Capítulo 01
El vínculo con uno mismo
El vínculo con uno mismo es esencial para el bienestar, y a menudo, el más olvidado. Aprender a escucharse, cuidarse y establecer límites es clave para sanar y vivir una vida más auténtica.
EL VÍNCULO CON UNO MISMO: VOLVER A TI TAMBIÉN ES UNA FORMA DE SANAR
Buenos días y bienvenidos a Universo Tú.
Ese lugar donde venimos a mirar hacia dentro con calma, con cariño y, si puede ser, sin hablarnos como si fuéramos nuestro peor jefe, porque bastante ruido hay fuera como para que también por dentro nos tratemos a gritos.
Hoy empezamos el Bloque 4 de Universo Tú, dedicado a los vínculos.
Y vamos a comenzar por el vínculo más cercano, más antiguo y, muchas veces, más olvidado de todos:
El vínculo con uno mismo.
Antes de hablar de la familia, de la pareja, de los amigos, del pasado, del cuerpo, del deseo, de la pérdida, de la confianza o de la libertad, necesitamos mirar una relación que nos acompaña siempre.

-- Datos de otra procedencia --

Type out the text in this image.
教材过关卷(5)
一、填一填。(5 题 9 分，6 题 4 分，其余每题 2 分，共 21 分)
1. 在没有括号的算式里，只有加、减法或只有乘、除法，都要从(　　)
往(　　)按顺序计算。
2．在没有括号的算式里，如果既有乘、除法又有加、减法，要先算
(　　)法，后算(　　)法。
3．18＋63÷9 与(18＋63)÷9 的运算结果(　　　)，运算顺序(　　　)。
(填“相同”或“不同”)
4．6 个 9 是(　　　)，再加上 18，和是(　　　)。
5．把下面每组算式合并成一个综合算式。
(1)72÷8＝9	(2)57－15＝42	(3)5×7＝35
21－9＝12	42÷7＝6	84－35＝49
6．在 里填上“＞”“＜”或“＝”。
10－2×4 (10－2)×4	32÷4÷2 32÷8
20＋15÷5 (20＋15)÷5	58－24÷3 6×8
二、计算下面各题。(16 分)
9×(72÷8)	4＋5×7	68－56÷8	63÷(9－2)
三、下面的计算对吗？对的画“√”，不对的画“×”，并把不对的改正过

La relación con nosotros mismos.
Porque podemos alejarnos de personas. Podemos cambiar de casa. Podemos cerrar etapas. Podemos terminar relaciones. Podemos movernos de un lugar a otro. Podemos empezar de nuevo muchas veces.
Pero hay una presencia que no dejamos nunca:
Nosotros.
Estamos con nosotros en cada pensamiento. En cada decisión. En cada miedo. En cada alegría. En cada pérdida. En cada intento. En cada error. En cada silencio. En cada noche donde nadie más escucha lo que realmente nos pasa.

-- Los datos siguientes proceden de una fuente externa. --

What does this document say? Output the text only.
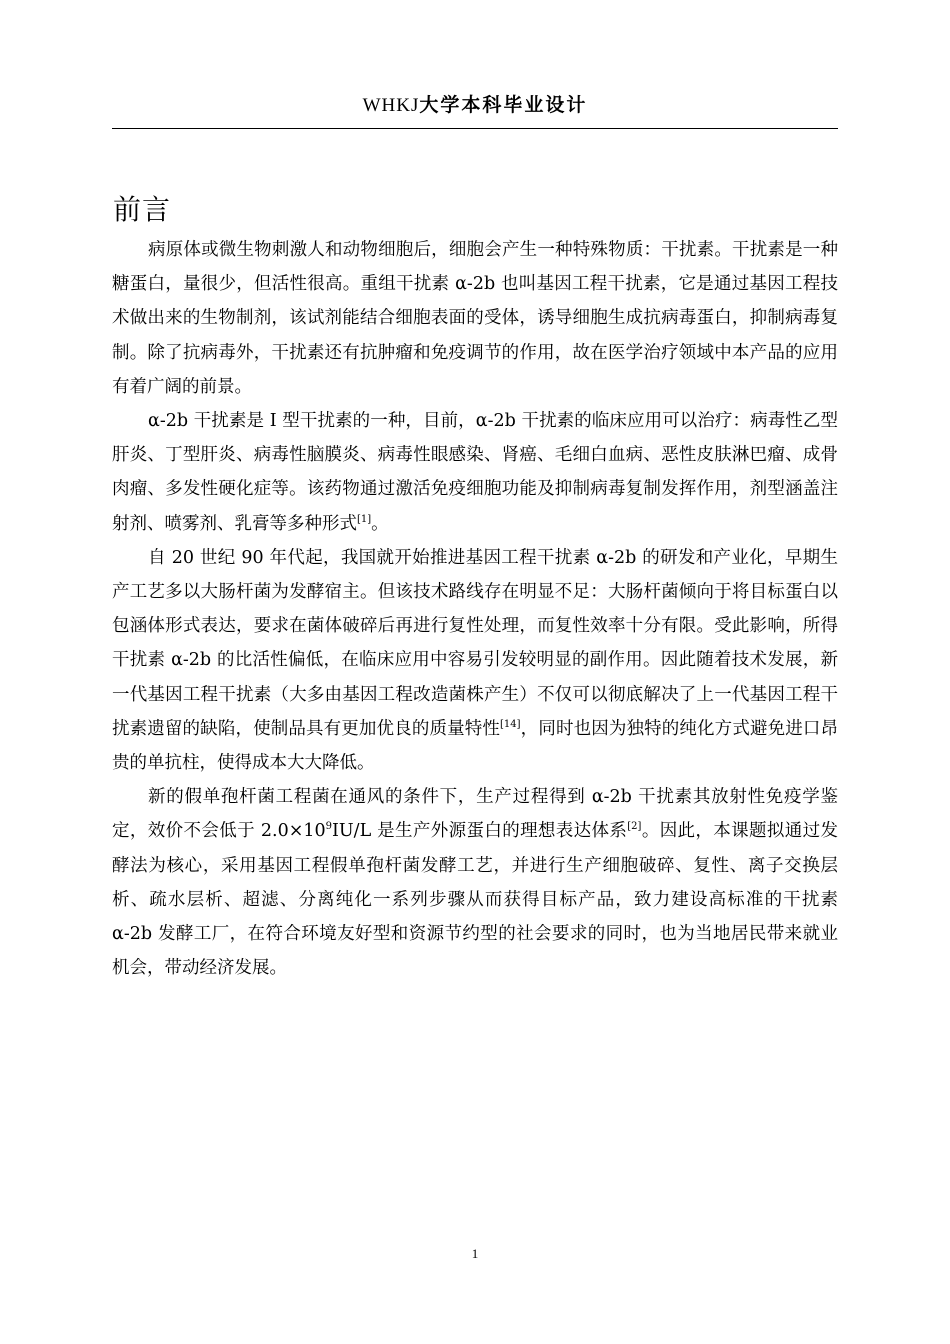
WHKJ大学本科毕业设计
前言

病原体或微生物刺激人和动物细胞后，细胞会产生一种特殊物质：干扰素。干扰素是一种糖蛋白，量很少，但活性很高。重组干扰素 α-2b 也叫基因工程干扰素，它是通过基因工程技术做出来的生物制剂，该试剂能结合细胞表面的受体，诱导细胞生成抗病毒蛋白，抑制病毒复制。除了抗病毒外，干扰素还有抗肿瘤和免疫调节的作用，故在医学治疗领域中本产品的应用有着广阔的前景。

α-2b 干扰素是 I 型干扰素的一种，目前，α-2b 干扰素的临床应用可以治疗：病毒性乙型肝炎、丁型肝炎、病毒性脑膜炎、病毒性眼感染、肾癌、毛细白血病、恶性皮肤淋巴瘤、成骨肉瘤、多发性硬化症等。该药物通过激活免疫细胞功能及抑制病毒复制发挥作用，剂型涵盖注射剂、喷雾剂、乳膏等多种形式[1]。

自 20 世纪 90 年代起，我国就开始推进基因工程干扰素 α-2b 的研发和产业化，早期生产工艺多以大肠杆菌为发酵宿主。但该技术路线存在明显不足：大肠杆菌倾向于将目标蛋白以包涵体形式表达，要求在菌体破碎后再进行复性处理，而复性效率十分有限。受此影响，所得干扰素 α-2b 的比活性偏低，在临床应用中容易引发较明显的副作用。因此随着技术发展，新一代基因工程干扰素（大多由基因工程改造菌株产生）不仅可以彻底解决了上一代基因工程干扰素遗留的缺陷，使制品具有更加优良的质量特性[14]，同时也因为独特的纯化方式避免进口昂贵的单抗柱，使得成本大大降低。

新的假单孢杆菌工程菌在通风的条件下，生产过程得到 α-2b 干扰素其放射性免疫学鉴定，效价不会低于 $2.0\times 10^9IU/L$ 是生产外源蛋白的理想表达体系[2]。因此，本课题拟通过发酵法为核心，采用基因工程假单孢杆菌发酵工艺，并进行生产细胞破碎、复性、离子交换层析、疏水层析、超滤、分离纯化一系列步骤从而获得目标产品，致力建设高标准的干扰素 α-2b 发酵工厂，在符合环境友好型和资源节约型的社会要求的同时，也为当地居民带来就业机会，带动经济发展。

1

Y, sin embargo, muchas veces vivimos como si esa relación no importara demasiado.
Cuidamos la imagen. Cuidamos lo que otros piensan. Cuidamos las obligaciones. Cuidamos los vínculos. Cuidamos lo que se espera de nosotros.

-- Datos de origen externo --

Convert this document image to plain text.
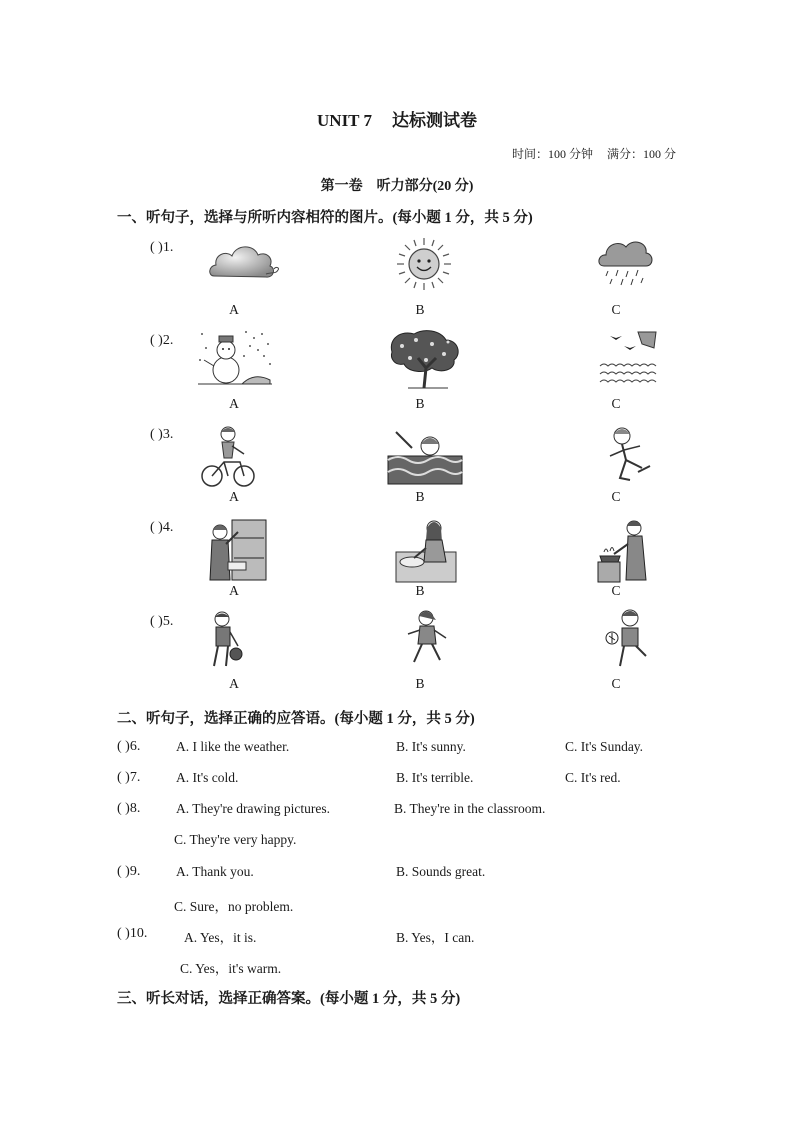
UNIT 7 达标测试卷
时间：100 分钟 满分：100 分
第一卷　听力部分(20 分)
一、听句子，选择与所听内容相符的图片。(每小题 1 分，共 5 分)
( )1.
A	B	C
( )2.
A	B	C
( )3.
A	B	C
( )4.
A	B	C
( )5.
A	B	C
二、听句子，选择正确的应答语。(每小题 1 分，共 5 分)
( )6.	A. I like the weather.	B. It's sunny.	C. It's Sunday.
( )7.	A. It's cold.	B. It's terrible.	C. It's red.
( )8.	A. They're drawing pictures.	B. They're in the classroom.
C. They're very happy.
( )9.	A. Thank you.	B. Sounds great.
C. Sure，no problem.
( )10.	A. Yes，it is.	B. Yes，I can.
C. Yes，it's warm.
三、听长对话，选择正确答案。(每小题 1 分，共 5 分)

Pero no siempre cuidamos la forma en que nos hablamos.
No siempre cuidamos la forma en que nos escuchamos.
No siempre cuidamos la forma en que nos tratamos cuando fallamos, cuando dudamos, cuando tenemos miedo o cuando no podemos más.
El vínculo con uno mismo empieza ahí.
En la forma en que habitamos nuestra propia compañía.
No se trata de repetir frases bonitas frente al espejo.
No se trata de tener autoestima perfecta.
No se trata de vivir siempre seguros, luminosos y en paz.
Eso no sería humano.
El vínculo con uno mismo es mucho más real.
Tiene que ver con poder mirarnos sin destruirnos.
Con poder escucharnos sin ridiculizar lo que sentimos.
Con poder reconocer nuestras necesidades sin llamarlas debilidad.
Con poder decirnos la verdad sin convertir la verdad en castigo.
Con poder acompañarnos incluso cuando no somos la versión de nosotros que más nos gusta.
Porque quizá una de las grandes preguntas de este episodio es esta:
¿Cómo te tratas cuando nadie te está mirando?
Cuando te equivocas.
Cuando no llegas.
Cuando algo te duele.
Cuando sientes miedo.
Cuando necesitas descanso.
Cuando aparece una emoción incómoda.
Cuando no eres productivo.
Cuando no estás fuerte.
Cuando no sabes qué hacer.
Ahí se ve mucho de nuestro vínculo con nosotros mismos.
Hay personas que son muy amables con los demás, pero muy duras consigo mismas.
Saben escuchar a un amigo.
Saben consolar.
Saben comprender.
Saben decir: “tranquilo, estás haciendo lo que puedes”.
Pero cuando se trata de ellas mismas, aparece otra voz.
Una voz más fría.
Más exigente.
Más cruel.
Una voz que dice:
No es suficiente. Tendrías que haberlo hecho mejor. No exageres. No molestes. No falles. No descanses. No seas débil. No sientas tanto. No pidas ayuda. No seas así.
Y esa voz puede acompañarnos durante años.
A veces creemos que esa voz somos nosotros.
Pero muchas veces esa voz fue aprendida.
Aprendimos a hablarnos así por experiencias antiguas.
Por exigencias. Por comparaciones. Por críticas. Por falta de escucha. Por miedo al rechazo. Por necesidad de demostrar. Por haber tenido que ser fuertes demasiado pronto. Por haber sentido que el amor dependía de hacerlo todo bien.
Entonces la dureza interna se convierte en costumbre.
Y llamamos disciplina a lo que quizá es maltrato interior.
Llamamos responsabilidad a no permitirnos parar.
Llamamos madurez a no necesitar a nadie.
Llamamos fortaleza a no llorar.
Llamamos carácter a no escucharnos.
Pero una vida vivida contra nosotros mismos acaba cansando.
Porque no se puede estar siempre en guerra por dentro.
No se puede vivir toda la vida intentando merecer el propio permiso para existir.
El vínculo con uno mismo también habla de escucha.
Escucharnos parece algo sencillo, pero no siempre lo es.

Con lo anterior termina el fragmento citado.